What many comfortable, Western people don’t get, he said, is that there is no “killer app” for Bitcoin, Ethereum or whichever other crypto is de rigeur. In the countries where it’s needed most, it is already doing its job, as a shadow currency, an alternative to oppression, an unstoppable fount of human expression.
“I think it plays that role very, very nicely,” he said. “Now, can it also be the world's reserve currency that central banks invest in? Can it also be the medium of exchange for buying coffee in developed Western nations, where we have alternative options? Can it also be a mechanism for crowd-funding campaigns and things like that? I don't know.”
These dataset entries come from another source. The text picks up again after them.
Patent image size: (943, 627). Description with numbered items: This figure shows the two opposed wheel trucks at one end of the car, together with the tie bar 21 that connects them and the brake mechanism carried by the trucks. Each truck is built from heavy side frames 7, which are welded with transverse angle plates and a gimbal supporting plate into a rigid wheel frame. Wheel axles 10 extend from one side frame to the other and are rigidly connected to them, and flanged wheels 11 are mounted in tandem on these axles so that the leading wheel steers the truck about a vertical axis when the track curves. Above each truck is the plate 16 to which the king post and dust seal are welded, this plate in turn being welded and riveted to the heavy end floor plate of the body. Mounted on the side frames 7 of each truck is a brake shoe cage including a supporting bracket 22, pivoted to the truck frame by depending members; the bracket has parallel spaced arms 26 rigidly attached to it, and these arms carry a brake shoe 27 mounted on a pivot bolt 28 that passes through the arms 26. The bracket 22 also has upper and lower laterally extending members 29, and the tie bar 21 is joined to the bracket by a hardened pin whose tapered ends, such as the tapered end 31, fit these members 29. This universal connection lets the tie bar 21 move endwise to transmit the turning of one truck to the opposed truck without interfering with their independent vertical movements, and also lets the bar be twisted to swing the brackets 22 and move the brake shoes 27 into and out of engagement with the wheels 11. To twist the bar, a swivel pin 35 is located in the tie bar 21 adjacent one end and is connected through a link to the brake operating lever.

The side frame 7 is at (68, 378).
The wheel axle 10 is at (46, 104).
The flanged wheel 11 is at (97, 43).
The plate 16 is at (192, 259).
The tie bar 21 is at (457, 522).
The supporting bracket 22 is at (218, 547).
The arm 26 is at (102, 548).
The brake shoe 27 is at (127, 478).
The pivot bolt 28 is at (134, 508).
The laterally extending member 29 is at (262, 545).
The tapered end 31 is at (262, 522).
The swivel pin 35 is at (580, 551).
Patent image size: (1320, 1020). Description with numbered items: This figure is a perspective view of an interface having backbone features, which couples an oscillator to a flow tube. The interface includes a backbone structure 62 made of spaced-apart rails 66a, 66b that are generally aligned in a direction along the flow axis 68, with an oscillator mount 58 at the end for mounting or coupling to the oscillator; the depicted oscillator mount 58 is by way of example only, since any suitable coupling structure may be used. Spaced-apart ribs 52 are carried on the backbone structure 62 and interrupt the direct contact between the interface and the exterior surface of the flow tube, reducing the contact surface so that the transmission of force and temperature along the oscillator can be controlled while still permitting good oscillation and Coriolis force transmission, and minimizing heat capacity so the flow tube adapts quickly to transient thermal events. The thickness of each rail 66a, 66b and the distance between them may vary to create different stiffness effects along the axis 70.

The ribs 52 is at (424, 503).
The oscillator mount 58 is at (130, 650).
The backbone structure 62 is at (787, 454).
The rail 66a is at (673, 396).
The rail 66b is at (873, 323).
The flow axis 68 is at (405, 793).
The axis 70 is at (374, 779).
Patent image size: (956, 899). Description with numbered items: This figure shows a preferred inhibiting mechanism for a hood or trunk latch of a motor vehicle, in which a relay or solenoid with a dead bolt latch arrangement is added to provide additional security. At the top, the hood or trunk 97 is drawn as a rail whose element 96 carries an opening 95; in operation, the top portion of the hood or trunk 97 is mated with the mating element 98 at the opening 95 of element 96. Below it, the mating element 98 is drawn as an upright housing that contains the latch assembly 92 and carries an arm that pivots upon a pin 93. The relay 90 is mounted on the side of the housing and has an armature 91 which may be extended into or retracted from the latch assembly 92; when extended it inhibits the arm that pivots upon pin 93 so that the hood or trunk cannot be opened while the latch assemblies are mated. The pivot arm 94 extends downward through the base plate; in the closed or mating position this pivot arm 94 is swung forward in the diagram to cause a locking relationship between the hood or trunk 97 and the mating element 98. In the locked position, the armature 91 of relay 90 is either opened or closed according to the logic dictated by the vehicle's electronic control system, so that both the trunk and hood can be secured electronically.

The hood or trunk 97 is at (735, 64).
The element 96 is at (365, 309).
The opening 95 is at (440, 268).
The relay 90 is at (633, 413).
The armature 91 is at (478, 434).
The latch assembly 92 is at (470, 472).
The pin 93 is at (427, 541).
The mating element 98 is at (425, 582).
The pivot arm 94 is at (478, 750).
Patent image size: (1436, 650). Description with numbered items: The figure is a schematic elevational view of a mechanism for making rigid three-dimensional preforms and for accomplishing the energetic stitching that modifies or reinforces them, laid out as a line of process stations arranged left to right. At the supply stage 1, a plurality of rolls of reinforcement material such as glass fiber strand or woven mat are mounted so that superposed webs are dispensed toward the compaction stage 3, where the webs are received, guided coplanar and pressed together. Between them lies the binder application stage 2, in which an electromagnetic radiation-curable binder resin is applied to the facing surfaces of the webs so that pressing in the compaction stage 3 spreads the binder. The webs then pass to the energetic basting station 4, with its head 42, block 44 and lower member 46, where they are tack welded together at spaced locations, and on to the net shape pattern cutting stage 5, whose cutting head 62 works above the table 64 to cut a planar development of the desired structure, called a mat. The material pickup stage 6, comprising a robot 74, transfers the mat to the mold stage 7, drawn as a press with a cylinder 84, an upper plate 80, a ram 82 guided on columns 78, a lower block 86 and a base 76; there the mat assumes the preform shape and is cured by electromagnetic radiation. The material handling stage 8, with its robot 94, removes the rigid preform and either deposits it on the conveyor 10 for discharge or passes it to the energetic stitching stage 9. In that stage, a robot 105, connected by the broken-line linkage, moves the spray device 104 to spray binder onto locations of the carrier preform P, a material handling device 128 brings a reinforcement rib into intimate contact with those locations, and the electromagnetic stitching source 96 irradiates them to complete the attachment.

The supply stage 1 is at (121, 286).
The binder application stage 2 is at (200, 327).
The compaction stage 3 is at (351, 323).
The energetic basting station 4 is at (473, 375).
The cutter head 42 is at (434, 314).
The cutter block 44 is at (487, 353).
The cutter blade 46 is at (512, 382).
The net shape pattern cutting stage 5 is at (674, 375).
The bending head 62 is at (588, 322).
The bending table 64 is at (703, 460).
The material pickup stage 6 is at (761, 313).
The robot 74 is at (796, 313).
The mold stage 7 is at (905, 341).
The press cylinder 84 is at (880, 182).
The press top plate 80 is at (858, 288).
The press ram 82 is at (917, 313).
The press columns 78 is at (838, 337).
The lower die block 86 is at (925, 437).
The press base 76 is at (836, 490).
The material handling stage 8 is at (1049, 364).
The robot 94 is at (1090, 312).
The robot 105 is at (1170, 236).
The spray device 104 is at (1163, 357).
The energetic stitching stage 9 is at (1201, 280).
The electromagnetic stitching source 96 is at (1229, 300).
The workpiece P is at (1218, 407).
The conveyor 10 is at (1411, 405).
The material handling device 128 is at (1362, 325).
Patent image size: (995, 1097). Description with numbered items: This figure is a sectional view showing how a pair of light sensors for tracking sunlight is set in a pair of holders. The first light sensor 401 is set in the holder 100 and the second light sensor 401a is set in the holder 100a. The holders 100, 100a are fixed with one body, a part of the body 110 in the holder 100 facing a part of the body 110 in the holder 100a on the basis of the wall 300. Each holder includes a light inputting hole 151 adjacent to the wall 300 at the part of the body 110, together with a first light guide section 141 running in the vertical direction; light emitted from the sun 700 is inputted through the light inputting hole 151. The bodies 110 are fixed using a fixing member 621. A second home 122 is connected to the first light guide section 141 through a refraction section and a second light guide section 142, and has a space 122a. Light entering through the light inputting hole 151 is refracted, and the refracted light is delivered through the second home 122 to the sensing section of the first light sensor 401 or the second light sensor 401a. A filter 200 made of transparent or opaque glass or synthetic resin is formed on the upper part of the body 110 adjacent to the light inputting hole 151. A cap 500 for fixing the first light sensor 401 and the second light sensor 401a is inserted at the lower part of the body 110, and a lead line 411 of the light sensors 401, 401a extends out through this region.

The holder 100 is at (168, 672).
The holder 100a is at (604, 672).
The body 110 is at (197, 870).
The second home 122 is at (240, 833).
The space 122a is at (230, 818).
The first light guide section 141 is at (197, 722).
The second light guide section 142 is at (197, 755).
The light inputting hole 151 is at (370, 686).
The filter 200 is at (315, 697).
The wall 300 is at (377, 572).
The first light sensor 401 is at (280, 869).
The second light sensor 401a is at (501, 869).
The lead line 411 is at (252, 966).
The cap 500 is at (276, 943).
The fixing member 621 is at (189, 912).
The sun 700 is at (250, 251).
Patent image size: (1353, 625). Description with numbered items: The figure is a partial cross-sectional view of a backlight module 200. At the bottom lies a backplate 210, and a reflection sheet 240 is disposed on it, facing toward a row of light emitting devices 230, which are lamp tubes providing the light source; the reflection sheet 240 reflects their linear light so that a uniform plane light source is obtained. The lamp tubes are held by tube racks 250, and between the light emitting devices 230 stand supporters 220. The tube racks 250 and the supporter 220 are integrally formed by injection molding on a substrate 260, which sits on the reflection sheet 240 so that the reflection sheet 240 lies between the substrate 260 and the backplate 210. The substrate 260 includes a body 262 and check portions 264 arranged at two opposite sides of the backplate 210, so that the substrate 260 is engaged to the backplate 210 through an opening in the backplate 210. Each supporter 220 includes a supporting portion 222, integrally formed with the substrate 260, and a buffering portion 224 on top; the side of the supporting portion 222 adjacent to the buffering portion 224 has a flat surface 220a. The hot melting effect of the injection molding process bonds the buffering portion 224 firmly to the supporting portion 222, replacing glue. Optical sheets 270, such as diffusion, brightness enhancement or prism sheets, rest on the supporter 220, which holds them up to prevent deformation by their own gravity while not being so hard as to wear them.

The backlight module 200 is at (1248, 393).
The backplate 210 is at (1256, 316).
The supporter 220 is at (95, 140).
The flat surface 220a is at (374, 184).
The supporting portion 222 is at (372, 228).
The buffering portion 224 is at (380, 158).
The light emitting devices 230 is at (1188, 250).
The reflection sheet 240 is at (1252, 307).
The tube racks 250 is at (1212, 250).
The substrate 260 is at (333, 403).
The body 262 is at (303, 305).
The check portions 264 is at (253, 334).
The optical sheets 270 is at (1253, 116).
“It depends,” he continued, “on how badly governments fuck up. A lot of people don't realize that the future of Bitcoin is tied to what happens in traditional currencies. I don't want to see traditional currencies fuck themselves up so badly that we have to seek Bitcoin as the only alternative, because that's going to be enormously damaging.”
It may come as a surprise that Earth’s most prominent crypto advocate doesn’t want to see it become the global reserve currency, and doesn’t even entertain some abstract notion of “adoption.”
Yet to do so, he said, would be to cynically bank on the failure of systems billions rely on.
“I've lived in countries with failed currencies,” he explained. “I've lived in countries with failed banking systems. I've lived in countries with hyperinflation. And I've seen the misery and hardship that causes. So no, that's not a vision of the future I want. I'd rather see fiat survive its own worst instincts, and Bitcoin add a choice for those who want it, rather than Bitcoin being the only choice because everything else has failed.”
He goes further, saying it’s not even worth explaining crypto concepts to our elderly relatives — a regular admonition from adoption-seekers. “Hopefully Grandma doesn't need it,” he said. “I mean, this is the thing. It depends on where Grandma lives. If Grandma lives in Argentina, then yeah. She needs it.”
Leaning in conspiratorially, Antonopoulos added that even he doesn’t live by crypto. You see, his situation isn’t dire enough, the technology isn’t sufficiently used by his own fans, and … fiat is easier. “I take Patreon donations,” he grinned, his eyes gleaming, relishing his own hypocrisy, just a little bit. “I'm using dirty fiat to fund the battle against dirty fiat.”
Is it a battle fought for a specific coin? No. He’s no “Bitcoin maximalist,” nor a “platform maximalist” — a person who believes there will eventually be solely one blockchain to rule them all. The killer app, if there is one, isn’t another money-guzzling Silicon Valley unicorn.
“Whether Bitcoin or Ethereum succeed,” he said, “the underlying concept of open, borderless, neutral, decentralized systems that are censorship-resistant, that is unstoppable. It will succeed. It is succeeding already. What it's doing is giving people choice and freedom.
“It doesn't have to do anything more than that.”